I visited a crone, an experienced witch, for advice. I was told to sprinkle a special potion, pray, and fill a water pistol with fish oil.
My cats hated the sprinkles but purred as I petted, incanting for their lives. Surely that would work? My dad said, “Oil pistol.”
I appreciated the advice from the elderly witch, but decided to borrow from Hollywood, just in case, using special effects.
Finally Halloween came. My dad set out a bowl of candy to attract little goblins, while the cats were dressed to repel big ones.
In fading darkness, the cats’ outfits gleamed in pumpkin candlelight. Kids got bigger until only teen trolls in too-sexy costumes rang.
I heard shots at a distance. My cats heard them too, the scaredy-cats, and hid under a bed. They were no safer with dust bunnies.
A gang of youths approached, with rifles. “We know you’ve got black cats. That ends tonight.” I pulled out the magic potion.
I sprayed the menacing group with hoodoo potion to make cats loveable to all.

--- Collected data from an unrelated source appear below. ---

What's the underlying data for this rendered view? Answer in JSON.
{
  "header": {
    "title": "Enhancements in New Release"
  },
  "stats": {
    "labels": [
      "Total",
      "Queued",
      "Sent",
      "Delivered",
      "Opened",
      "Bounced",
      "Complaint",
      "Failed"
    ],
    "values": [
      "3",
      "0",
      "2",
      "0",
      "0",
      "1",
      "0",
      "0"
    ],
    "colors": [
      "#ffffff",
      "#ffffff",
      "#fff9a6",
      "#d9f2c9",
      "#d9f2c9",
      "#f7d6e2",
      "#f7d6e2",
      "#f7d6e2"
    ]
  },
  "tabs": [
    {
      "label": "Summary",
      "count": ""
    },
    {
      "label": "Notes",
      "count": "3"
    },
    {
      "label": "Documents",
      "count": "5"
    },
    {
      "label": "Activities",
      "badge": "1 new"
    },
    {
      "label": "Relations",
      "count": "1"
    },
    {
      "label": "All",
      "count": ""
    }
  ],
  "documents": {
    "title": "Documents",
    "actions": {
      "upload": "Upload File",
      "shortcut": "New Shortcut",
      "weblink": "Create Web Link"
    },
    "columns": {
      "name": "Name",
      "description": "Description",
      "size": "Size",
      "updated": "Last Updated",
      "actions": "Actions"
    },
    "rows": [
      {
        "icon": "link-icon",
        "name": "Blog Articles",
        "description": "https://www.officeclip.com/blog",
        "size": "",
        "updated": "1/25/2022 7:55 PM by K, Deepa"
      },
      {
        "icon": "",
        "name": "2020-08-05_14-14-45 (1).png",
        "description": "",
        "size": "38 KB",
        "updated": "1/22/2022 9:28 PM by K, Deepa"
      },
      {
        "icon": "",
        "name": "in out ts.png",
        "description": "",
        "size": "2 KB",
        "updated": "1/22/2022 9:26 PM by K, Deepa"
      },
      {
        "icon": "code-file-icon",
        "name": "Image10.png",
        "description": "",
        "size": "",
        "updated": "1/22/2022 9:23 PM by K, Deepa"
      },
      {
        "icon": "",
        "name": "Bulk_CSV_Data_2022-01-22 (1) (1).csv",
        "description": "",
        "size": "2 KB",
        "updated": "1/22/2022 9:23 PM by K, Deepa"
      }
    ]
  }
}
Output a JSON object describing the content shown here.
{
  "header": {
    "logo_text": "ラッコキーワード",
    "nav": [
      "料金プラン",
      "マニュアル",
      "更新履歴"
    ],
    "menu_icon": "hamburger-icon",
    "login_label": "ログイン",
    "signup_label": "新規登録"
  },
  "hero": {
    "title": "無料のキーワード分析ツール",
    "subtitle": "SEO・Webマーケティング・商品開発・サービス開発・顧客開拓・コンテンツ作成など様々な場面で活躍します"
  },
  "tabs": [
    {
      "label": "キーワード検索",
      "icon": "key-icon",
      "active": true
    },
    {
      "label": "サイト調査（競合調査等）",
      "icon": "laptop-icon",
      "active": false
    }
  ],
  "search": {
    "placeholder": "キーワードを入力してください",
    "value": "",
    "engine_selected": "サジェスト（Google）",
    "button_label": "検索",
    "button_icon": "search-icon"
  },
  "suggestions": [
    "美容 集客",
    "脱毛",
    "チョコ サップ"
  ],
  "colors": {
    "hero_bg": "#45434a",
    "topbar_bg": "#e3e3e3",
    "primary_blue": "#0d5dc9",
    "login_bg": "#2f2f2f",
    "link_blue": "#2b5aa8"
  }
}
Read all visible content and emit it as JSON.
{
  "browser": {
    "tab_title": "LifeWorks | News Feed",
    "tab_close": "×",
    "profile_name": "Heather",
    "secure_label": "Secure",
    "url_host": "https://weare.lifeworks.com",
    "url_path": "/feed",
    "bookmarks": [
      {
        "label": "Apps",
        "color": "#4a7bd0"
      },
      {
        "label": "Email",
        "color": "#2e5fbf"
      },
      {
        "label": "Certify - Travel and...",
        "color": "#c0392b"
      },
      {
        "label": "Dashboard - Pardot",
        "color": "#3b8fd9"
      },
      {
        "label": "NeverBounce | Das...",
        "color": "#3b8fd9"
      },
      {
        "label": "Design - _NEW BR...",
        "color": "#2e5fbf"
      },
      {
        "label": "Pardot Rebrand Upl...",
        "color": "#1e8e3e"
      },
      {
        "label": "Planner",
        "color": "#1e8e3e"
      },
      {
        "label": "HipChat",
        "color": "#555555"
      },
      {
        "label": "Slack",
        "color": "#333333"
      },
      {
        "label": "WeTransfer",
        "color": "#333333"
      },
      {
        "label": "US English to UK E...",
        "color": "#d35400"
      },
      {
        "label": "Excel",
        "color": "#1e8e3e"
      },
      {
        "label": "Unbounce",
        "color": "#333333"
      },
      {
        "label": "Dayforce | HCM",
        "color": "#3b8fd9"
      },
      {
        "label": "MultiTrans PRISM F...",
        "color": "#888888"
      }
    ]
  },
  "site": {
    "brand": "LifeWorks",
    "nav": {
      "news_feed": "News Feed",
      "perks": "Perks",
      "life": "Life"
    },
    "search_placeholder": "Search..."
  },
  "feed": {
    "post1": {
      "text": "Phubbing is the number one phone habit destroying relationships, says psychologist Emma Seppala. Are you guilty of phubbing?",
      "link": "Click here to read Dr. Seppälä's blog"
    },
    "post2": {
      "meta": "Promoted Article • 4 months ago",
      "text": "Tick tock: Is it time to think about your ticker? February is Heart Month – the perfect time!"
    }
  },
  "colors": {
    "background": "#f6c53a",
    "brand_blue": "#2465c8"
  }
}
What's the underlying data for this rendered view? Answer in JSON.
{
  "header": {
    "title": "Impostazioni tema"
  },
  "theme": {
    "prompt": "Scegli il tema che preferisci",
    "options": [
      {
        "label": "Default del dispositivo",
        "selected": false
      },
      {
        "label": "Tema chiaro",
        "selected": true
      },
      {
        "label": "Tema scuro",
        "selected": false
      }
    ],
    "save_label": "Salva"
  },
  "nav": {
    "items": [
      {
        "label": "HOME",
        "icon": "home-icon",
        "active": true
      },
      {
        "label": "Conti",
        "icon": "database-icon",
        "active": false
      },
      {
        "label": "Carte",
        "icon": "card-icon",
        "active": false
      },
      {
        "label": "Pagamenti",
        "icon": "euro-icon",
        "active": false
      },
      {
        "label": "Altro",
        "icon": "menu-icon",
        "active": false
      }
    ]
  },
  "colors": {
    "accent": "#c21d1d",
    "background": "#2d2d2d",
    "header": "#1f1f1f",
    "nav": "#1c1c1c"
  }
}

They wiped it off their masks, spat, and scowled.
“Where are the cats?” one said. I knew I no longer had a choice and reached into the candy bowl for an oily water pistol. I fired.
I aimed for their eyes but little penetrated their masks. They shot back in the dark. I dropped to the floor and screamed.
Once they saw blood, they quickly freaked and ran off. The still-boys were no match for reality when it wasn’t on TV.
They were also not smart enough to realize I’d hidden special effects blood packs all over my body. I was covered in blood, but fake.
Sugary blood stained my manga costume but not my spirit. My cats came out to lick it off of me, already forgetting their trauma.
My mobile caught everything on video. I uploaded the evidence, and facial recognition nabbed them all. Busted and shamed, the gang broke up.
Late night comedians and celebrities on social media mocked the gang for the superstition. Black cats became popular adopted from shelters.